28 Haziran 2000 21:00

Bu ses burada kalmayacak

Bu ses burada kalmayacak
Özlem Ergun
Adnan Özyalçıner, Alpay Kabacalı, Burhan Günel, Cengiz Bektaş, Kemal Özer, Prof. Dr. İzzetin Önder, Rutkay Aziz, Egemen Berköz, Engin Ayça, Şükran Kurdakul'un dahil olduğu bir grup aydının girişimiyle başlatılan ve pazartesi günü düzenlenen bir toplantı ile kamuoyuna duyurulan 'Emperyalist Kültür Kuşatmasına Karşıyız' başlıklı bildiriye imza koyanlardan Şair Bedrettin Aykın, aydınlar olarak ilk sesi kendilerinin çıkarması gerektiğini ifade ederek, "Bu ses burada kalmayacak" diye konuştu.
Aykın, herkesin günlük yaşamında tanık olduğu, artık tahammül sınırlarını aşan bir kirlenme, bir kültür saldırısı ile karşı karşıya olunduğuna dikkat çekerek. "Aydınlar olarak ilk sesi bizim çıkarmamız gerekiyordu. Tabii bu ses burada kalmayacak. Her gün tanık olduğumuz şeylerin anında üzerine gidilme kararının alınması çok güzel bir şey. Zaten insanların şimdiye kadar yaptığı buydu, bugün burada yapılan ise bu bireysel tepkinin örgütlenmesi" dedi.
Gelecekten ümit kesilmez
Bildirinin girişimcilerinden Şair Şükran Kurdakul da, Anadolu topraklarının emperyalizme karşı mücadelede önemli bir geçmişe sahip olduğunu aktararak; "Anadolu'nun çocukları emperyalizme karşı savaşın ne olduğunu hayata geçirdiler. Tahkim yasasıymış mahkim yasasıymış sökmez... Kısa vadede söker gibi görünür, uzun vadede sökmez. Bu da bizim bilincimizi silah gibi kullanmamıza bağlıdır. Sizlerin var olduğu bir ülkenin, bir Türkiye'nin geleceğinden ümit kesilemez" diye konuştu.
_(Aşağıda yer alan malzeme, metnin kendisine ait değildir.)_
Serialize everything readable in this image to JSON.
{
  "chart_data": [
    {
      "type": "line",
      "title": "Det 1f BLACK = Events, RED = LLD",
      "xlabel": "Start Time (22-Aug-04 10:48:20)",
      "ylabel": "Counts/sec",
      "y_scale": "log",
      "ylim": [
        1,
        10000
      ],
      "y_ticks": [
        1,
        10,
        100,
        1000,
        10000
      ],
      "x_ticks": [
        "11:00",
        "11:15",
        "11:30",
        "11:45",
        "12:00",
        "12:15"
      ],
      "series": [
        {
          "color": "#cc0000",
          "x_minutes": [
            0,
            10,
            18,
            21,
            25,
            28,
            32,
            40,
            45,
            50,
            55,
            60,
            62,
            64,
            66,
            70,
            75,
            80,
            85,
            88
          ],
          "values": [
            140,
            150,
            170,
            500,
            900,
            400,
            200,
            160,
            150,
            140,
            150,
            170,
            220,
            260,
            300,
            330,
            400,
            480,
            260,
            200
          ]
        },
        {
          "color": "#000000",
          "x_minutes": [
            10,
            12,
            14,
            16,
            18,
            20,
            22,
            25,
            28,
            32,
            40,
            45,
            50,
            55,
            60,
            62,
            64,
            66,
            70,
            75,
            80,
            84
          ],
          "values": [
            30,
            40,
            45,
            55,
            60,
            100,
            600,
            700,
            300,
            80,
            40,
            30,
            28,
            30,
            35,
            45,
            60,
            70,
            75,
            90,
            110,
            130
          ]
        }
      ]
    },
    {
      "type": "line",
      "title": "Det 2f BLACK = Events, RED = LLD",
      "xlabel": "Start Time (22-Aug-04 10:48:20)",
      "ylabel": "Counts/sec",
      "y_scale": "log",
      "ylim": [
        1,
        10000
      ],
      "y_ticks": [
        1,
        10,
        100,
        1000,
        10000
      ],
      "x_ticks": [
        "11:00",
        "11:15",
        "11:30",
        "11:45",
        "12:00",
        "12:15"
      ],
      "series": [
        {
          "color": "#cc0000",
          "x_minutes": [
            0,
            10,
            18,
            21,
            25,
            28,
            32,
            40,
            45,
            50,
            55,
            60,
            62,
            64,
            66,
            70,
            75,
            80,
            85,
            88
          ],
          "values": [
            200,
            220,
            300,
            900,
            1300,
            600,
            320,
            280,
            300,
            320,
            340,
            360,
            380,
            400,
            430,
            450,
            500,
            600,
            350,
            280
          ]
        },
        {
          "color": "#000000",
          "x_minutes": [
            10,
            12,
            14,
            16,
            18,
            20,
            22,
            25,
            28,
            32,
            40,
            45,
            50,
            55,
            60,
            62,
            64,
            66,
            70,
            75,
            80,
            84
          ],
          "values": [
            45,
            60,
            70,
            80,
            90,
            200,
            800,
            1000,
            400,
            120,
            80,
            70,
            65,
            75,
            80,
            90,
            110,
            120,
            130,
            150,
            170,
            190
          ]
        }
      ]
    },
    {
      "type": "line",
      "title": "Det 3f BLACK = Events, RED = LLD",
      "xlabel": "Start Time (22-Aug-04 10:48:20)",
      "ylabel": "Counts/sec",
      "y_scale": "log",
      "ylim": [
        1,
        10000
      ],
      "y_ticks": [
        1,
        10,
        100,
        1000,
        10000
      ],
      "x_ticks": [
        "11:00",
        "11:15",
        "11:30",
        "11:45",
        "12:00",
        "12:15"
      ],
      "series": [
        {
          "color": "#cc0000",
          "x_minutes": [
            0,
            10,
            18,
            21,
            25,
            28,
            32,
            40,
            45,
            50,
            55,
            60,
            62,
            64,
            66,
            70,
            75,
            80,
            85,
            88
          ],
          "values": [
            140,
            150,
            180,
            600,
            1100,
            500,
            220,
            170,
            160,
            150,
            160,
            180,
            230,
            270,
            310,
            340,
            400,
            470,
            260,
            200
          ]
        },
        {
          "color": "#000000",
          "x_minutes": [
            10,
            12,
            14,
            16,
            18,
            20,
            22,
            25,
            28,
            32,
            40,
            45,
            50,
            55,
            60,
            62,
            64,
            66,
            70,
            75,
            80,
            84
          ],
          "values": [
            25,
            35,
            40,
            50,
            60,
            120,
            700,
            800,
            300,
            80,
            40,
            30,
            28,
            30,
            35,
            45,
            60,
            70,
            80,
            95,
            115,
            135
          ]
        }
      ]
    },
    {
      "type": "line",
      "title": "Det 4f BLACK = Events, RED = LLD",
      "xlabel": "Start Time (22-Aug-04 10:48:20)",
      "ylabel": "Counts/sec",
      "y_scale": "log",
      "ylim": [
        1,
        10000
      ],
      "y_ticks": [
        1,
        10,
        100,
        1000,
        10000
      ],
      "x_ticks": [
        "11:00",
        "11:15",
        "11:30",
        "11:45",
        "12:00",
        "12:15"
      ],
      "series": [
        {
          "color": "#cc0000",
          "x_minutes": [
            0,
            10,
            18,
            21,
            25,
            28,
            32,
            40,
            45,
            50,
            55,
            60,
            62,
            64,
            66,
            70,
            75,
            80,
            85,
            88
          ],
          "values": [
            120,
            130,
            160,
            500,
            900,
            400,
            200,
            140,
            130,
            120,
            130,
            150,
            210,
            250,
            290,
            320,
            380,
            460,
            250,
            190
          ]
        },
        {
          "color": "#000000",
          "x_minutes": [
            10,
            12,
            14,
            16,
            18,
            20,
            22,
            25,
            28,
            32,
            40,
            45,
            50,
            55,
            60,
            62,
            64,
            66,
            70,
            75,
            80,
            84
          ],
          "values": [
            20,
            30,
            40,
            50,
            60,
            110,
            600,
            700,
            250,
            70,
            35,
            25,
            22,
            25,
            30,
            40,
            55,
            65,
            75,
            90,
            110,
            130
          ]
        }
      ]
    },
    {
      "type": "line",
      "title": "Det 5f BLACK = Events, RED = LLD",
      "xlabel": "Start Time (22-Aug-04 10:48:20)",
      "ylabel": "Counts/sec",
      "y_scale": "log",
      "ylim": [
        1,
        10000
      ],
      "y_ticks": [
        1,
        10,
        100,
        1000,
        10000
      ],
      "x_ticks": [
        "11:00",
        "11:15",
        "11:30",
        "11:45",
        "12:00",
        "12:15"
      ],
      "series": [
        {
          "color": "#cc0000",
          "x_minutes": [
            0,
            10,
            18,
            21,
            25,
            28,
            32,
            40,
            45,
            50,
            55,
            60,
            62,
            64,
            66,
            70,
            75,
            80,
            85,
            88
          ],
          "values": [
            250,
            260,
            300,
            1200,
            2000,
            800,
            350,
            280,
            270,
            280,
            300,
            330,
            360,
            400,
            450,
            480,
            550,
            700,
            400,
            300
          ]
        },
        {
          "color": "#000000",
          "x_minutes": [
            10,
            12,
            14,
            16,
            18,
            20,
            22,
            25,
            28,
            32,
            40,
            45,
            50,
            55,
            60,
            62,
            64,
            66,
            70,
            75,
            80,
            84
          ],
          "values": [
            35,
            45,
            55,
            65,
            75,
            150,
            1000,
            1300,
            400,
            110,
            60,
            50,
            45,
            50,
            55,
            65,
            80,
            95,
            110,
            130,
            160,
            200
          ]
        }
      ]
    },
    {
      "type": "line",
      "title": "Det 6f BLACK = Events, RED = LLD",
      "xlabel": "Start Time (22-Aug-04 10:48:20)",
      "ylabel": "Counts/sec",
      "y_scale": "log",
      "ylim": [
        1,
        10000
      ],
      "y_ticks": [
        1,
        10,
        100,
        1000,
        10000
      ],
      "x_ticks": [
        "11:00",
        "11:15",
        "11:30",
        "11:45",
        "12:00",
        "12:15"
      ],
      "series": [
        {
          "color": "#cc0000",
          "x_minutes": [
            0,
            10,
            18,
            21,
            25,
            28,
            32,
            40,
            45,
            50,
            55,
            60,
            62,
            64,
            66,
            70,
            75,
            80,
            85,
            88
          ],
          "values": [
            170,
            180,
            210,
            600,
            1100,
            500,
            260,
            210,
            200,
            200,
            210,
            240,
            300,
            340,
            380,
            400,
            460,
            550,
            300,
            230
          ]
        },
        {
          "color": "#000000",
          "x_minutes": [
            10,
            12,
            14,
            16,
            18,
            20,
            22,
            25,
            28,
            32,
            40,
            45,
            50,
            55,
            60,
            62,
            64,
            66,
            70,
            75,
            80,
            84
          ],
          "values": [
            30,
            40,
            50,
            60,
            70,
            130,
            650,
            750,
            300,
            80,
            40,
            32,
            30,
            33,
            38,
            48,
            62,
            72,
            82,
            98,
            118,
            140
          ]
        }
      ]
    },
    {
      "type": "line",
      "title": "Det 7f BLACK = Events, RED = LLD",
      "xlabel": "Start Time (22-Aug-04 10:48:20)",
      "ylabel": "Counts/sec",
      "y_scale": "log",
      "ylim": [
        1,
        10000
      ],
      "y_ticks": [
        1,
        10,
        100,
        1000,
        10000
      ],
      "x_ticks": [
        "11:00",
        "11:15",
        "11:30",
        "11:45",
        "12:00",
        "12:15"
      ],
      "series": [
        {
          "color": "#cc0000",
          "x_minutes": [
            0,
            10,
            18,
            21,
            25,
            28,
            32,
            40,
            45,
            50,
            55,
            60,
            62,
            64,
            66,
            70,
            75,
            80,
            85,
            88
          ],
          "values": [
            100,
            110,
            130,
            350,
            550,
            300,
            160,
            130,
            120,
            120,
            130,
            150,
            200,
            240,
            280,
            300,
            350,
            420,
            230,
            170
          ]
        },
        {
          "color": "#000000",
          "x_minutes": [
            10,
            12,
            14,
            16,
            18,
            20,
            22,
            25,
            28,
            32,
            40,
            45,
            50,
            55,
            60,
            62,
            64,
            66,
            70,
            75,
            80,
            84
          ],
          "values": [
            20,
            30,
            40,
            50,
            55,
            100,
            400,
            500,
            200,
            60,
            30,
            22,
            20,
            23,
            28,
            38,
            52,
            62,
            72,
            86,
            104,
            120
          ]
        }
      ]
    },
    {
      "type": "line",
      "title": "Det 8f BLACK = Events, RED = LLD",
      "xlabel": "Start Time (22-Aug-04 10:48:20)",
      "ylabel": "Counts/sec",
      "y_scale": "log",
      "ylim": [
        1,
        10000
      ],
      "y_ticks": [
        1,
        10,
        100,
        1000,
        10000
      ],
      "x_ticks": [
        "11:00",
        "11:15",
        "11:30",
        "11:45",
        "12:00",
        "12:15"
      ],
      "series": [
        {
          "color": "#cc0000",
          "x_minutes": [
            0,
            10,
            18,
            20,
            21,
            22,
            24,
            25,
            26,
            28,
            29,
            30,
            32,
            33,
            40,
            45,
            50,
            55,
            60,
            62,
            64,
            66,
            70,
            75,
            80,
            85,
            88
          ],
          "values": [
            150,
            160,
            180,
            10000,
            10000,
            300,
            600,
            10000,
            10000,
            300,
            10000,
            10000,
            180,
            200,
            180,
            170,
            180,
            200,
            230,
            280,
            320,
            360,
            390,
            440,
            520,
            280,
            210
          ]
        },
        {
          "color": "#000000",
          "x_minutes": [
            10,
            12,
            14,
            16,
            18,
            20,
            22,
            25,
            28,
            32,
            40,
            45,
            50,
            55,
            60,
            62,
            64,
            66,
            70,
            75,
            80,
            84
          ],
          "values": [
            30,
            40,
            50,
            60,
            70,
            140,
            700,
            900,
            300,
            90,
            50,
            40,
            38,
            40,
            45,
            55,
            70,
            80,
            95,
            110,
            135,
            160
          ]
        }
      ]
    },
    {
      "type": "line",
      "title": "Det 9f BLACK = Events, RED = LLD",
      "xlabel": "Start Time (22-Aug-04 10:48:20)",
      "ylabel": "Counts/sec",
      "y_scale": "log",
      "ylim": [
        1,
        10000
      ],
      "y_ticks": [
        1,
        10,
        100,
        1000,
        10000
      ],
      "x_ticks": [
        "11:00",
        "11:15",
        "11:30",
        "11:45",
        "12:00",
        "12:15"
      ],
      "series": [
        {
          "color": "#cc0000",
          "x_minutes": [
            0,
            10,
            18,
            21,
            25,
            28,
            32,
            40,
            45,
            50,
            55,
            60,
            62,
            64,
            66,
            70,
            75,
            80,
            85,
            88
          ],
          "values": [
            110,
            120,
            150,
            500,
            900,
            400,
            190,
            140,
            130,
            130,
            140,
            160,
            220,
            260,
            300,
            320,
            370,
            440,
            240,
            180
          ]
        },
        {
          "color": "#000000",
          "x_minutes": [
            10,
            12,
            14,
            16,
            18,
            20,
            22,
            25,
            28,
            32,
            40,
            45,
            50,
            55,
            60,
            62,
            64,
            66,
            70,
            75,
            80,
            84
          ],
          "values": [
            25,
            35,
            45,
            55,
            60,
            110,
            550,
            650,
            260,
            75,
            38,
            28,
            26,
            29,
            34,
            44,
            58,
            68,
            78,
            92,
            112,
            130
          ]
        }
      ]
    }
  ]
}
Birlikte mücadele yapılırsa
Yazar Feyza Hepçilingirler ise, "Ben üç yıl önce bunun savaşımını başlatmıştım zaten. Beni avutan tek şey, artık yalnız olmadığım, aydınların, sanatçıların da bu sorunu fark etmiş olmaları... Onun için şimdi ben kendimi daha güçlü hissediyorum. Birlikte bir mücadele yapılabilirse, her şeyin üstesinden gelinir diye düşünüyorum" sözleriyle ifade ediyor başlatılan girişimin kendisi için anlamını.
Her şeyin, bilimin, sanatın, kültürün, şarkının, türkünün dille bağlantılı olduğunu aktaran Hepçilingirler, suyun başından kirletildiğini aktardı. Hepçilingirler, "Dili kirlettiğiniz zaman hiçbir şeyin temiz kalması mümkün değil. Bir şehrin suyunu zehirlerseniz, o şehirde hayat biter. Dil de bize yaşam veren su... O zehirlendiği zaman hiçbir şeyin sağlıklı ve temiz kalması mümkün değil."
Hayatımızın derinliklerine girdi
Gazetemiz yazarlarından Güngör Gençay da kültür emperyalizminin farkında olarak ya da olmadan hayatımızın derinliklerine girdiğine dikkat çekerek, bunun esas amacının ekonomik sömürünün gerçekleştirilebilmesi için bir araç olarak kullanılması olduğunu aktardı. Gençay, "Şimdi şöyle diyelim; Tünel'den Taksim'e doğru çıkarken bizim geleneksel yemeklerimizden kurufasulye pilav satan dükkân bulamazsınız. Hayatımıza hamburger diye bir şey girmiştir ve bizim geleneksel kültürümüzü yok etmiştir. Ayaküstü bir kültür yerleştirilmeye çalışıyor ve hayatamıza o kadar yavaş ve olağanmış gibi giriyor ki, biz bu kaypak zeminin üzerinde durmayı başarmalıyız. Böyle bir girişim bunun için çok önem taşıyor" diye konuştu.